Закончил монолог, стало совсем стыдно.

Он давно подобных «высоких» словес не изрекал. Явное преимущество двухтысячных: любовь к Родине, замешанная на легком цинизме по поводу этой любви. Или не очень легком. Или вообще на голом цинизме. Но, представьте, господин Очкарик, этот гребаный цинизм вовсе не мешает любить Родину. Потому что жизнь вне ее – это отпуск, командировка, турпоездка, легкий шопинг и так далее. Обыденность. Рутина. А жить надо дома, потому что дома лучше. Во всех возможных смыслах, кроме климата. Такой вот парадокс…

Очкарик смотрел на Легата с сочувствием. Или показалось?

– Что-то я не то сморозил? – полюбопытствовал Легат.

– Отчего же? Все то. Хотелось бы знать повод для такого страстного спича…

– Повод прост, как валенок. Насколько я знаю, сегодня или завтра этот спектакль будет запрещен. Безобидный мальчишеский – по накалу, по энергетике! – спектакль. Никакой крамолы я не увидел и не услышал. Ну, закроют его. Рядовой случай. Но Там, за бугром, начнется привычный вой. Кто виноват? Система. И Очкарик, как ее воплощение в жизнь. Из говна слепят сенсацию. Вам это надо?.. А спектакль сам умрет потихоньку – он не на века, он на момент…

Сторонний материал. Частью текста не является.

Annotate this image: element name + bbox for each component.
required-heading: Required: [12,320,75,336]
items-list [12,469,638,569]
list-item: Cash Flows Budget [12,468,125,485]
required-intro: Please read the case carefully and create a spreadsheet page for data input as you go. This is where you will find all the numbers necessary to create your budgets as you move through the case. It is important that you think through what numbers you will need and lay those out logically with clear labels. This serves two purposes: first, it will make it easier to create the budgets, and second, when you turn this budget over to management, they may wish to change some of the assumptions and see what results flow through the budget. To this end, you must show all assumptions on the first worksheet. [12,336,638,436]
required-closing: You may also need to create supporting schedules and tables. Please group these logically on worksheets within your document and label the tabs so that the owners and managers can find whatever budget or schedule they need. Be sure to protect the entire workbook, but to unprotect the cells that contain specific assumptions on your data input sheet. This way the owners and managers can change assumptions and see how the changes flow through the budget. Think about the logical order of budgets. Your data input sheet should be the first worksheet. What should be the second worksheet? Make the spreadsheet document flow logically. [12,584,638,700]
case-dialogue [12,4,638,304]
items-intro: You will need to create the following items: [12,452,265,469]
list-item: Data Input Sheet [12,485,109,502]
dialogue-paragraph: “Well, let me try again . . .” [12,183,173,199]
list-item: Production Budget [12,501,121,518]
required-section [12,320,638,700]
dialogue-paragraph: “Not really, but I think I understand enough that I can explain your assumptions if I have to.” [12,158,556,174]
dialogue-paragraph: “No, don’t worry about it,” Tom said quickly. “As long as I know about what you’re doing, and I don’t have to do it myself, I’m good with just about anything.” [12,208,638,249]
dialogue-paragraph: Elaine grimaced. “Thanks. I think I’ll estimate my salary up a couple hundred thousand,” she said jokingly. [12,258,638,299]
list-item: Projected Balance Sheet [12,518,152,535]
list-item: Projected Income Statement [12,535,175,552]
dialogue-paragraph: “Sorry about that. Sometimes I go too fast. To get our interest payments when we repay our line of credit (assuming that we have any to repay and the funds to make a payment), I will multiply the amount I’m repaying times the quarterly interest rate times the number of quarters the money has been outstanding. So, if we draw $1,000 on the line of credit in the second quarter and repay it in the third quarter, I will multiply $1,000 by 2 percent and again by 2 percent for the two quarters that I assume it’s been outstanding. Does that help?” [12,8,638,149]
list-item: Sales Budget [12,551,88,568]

Очкарик слушал внимательно, автоматически кивал, а глядел не на Легата, а куда-то в окно. Легат знал этот прием, сам им пользовался, но нечасто, потому что считал его очень явным.

– Чай будете? – вдруг спросил Очкарик, отрываясь от окна.

– Не откажусь.

Очкарик наполнил чашки из чайника, обвел рукой стол, где на льняной скатерке имели место мед, варенье, сушки, сахар в сахарнице.

Легат взял сушку и неинтеллигентно ею захрустел.

– Я вас услышал, – вдруг жестко сказал Очкарик. – Я вас о-очень хорошо услышал… Вам жалко спектакль, его авторов, или вы хотите… – помолчал, подбирая слово, – помогать мне по мелочам? Если последнее, то я этого не просил.

Произнес все это он вполне вежливо, но что-то холодное, отчужденное в его голосе помстилось Легату. Звоночек. Совсем уж на чужую территорию забрался?.. Но давать задний ход Легат не хотел. Так, если поманеврировать легонько…

– Вы не просили, знаю, но и я не собираюсь вам именно помогать. Вообще! По мелочам ли, по-крупному… Вы – глава могущественной Конторы, мне ли давать вам советы, как поступить! Но я и не состою на службе в Конторе, ни в вашей, ни в своей. Я всего лишь курьер, высказывающий свое мнение по поводу той информации, которую от него не скрывают. Если это мнение вам не нужно или вообще неприятно, я – пас… Но честное слово, почту вам может приносить любой офицер Конторы, умеющий ползать под землей на четвереньках. Впрочем, к этому мы уже и пришли…

Высказался. Умолк.

И Очкарик молчал. Смотрел мимо Легата в окно. Что, интересно, он там видел, кроме неба и крыш? Молчание повисло, как занавес – плотно и тяжело. И душновато, если учесть, что театральные занавесы пылесосят и чистят далеко не каждый день.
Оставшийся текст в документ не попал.